The Bottom LineThe truth is that Commandos tries, but the focuss on a tactical squad-based style doesn't work within a game that's essentially a real-time puzzle solver that requires more timing and multiple reloads to get things right instead of a strategic approach.
If Commandos had ditched the real-time element and added more realistic tactical components (such as line-of-fire and range calculations), AI for your characters and got rid of some stupid puzzle elements (only six fucking bullets for the sniper?? Are the allied spec ops on a budget??) then it would have been an interesting WW2-themed squad-based tactical game.

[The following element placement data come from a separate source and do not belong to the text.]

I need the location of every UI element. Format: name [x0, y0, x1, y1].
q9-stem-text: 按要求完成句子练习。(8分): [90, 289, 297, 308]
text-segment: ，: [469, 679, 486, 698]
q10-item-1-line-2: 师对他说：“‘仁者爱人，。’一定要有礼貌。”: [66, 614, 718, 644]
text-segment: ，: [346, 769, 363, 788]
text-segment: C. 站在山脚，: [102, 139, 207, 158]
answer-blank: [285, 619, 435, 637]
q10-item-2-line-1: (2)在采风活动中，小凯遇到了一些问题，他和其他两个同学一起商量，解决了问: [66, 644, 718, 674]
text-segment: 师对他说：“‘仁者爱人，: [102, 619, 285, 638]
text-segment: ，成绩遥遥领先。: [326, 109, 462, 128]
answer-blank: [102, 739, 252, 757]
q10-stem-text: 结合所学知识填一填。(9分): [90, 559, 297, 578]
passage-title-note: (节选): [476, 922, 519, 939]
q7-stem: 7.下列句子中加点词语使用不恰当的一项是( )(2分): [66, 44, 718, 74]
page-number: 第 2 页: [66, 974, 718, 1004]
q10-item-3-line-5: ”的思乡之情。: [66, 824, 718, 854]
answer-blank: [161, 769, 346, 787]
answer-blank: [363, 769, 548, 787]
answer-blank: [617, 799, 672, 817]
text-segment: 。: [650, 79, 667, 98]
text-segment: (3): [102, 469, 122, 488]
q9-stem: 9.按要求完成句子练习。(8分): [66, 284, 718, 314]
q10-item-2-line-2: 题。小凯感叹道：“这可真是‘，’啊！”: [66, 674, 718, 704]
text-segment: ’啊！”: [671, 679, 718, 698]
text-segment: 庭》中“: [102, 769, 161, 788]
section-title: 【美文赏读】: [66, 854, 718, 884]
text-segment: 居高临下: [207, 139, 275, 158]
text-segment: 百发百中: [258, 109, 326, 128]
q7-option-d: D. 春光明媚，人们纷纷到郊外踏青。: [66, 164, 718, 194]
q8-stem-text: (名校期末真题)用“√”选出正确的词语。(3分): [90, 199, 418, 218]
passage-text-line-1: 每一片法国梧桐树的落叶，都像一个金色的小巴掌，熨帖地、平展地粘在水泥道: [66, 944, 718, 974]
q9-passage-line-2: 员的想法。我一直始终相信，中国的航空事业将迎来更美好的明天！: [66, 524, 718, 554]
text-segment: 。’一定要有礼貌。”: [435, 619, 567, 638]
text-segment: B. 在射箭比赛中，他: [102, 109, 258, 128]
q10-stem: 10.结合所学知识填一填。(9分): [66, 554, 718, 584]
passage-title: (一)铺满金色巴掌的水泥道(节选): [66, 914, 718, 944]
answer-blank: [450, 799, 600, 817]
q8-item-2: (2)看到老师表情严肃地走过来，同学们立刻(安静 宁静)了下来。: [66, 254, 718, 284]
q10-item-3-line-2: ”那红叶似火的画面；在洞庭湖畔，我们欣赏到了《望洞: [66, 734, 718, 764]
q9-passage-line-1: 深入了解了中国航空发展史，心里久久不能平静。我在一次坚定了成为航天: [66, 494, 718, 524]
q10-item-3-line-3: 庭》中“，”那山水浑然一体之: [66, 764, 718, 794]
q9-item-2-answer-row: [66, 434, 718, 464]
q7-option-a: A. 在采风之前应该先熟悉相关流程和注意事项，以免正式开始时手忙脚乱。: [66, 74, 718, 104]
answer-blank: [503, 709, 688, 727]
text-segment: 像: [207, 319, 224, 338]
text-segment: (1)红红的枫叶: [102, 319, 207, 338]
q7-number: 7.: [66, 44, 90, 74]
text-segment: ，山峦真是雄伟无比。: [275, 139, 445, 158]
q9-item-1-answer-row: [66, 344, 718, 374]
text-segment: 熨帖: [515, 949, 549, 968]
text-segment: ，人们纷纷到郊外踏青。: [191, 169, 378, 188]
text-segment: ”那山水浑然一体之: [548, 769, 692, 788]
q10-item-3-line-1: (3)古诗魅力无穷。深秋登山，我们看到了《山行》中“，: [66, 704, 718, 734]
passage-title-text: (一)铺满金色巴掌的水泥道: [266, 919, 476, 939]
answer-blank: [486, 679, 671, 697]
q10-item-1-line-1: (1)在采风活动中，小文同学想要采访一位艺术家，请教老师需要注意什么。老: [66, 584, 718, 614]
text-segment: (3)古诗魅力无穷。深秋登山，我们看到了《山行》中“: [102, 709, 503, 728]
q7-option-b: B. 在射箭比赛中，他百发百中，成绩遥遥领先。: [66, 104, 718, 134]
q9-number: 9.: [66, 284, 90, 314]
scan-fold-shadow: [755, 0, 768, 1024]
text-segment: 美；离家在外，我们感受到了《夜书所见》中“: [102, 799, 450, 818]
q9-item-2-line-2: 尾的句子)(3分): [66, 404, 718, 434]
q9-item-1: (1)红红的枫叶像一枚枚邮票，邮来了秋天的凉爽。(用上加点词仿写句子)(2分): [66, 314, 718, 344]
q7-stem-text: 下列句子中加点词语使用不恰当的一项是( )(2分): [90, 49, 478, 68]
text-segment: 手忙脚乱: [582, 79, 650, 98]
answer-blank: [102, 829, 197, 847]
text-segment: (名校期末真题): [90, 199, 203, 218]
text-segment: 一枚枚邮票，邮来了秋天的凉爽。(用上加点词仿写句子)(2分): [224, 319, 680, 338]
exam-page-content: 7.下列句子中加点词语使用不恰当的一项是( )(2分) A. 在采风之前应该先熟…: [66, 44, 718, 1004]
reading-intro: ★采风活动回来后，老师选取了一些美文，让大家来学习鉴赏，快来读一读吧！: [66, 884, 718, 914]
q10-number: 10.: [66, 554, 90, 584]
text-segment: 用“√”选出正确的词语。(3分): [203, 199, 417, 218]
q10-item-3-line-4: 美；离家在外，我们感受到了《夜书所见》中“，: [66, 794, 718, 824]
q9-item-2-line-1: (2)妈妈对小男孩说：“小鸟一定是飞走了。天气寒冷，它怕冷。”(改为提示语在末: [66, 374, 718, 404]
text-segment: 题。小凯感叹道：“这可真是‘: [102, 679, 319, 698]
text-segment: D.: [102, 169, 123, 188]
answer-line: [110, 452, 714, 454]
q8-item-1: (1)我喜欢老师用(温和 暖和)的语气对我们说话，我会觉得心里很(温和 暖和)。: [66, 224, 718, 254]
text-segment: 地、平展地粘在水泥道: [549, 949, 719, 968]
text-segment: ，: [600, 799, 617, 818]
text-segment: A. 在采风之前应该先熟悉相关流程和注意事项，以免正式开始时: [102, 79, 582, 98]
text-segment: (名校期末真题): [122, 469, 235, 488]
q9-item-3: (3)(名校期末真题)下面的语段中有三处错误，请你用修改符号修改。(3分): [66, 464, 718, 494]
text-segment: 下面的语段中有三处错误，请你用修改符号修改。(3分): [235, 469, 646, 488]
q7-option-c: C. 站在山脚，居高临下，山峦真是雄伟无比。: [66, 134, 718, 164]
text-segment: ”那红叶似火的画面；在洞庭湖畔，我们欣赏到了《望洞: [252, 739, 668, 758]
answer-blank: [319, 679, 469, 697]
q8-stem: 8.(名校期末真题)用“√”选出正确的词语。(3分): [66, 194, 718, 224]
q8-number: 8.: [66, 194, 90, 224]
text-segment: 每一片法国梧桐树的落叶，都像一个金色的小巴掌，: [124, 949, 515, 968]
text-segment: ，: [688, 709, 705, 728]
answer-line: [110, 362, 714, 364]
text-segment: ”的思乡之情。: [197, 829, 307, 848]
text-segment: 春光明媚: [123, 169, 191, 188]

On the other hand, if Commandos wanted to be really good at what it is, then it should have ditched the multiple character angle and used a lone Commando to get things done, maybe add some npcs to spice things up a bit... As it is now Commandos does neither and is one big puzzle-tactical mess that doesn't please anyone except those with far too much time on their hands and the patience to endure one of the most awkwardly designed puzzle games ever.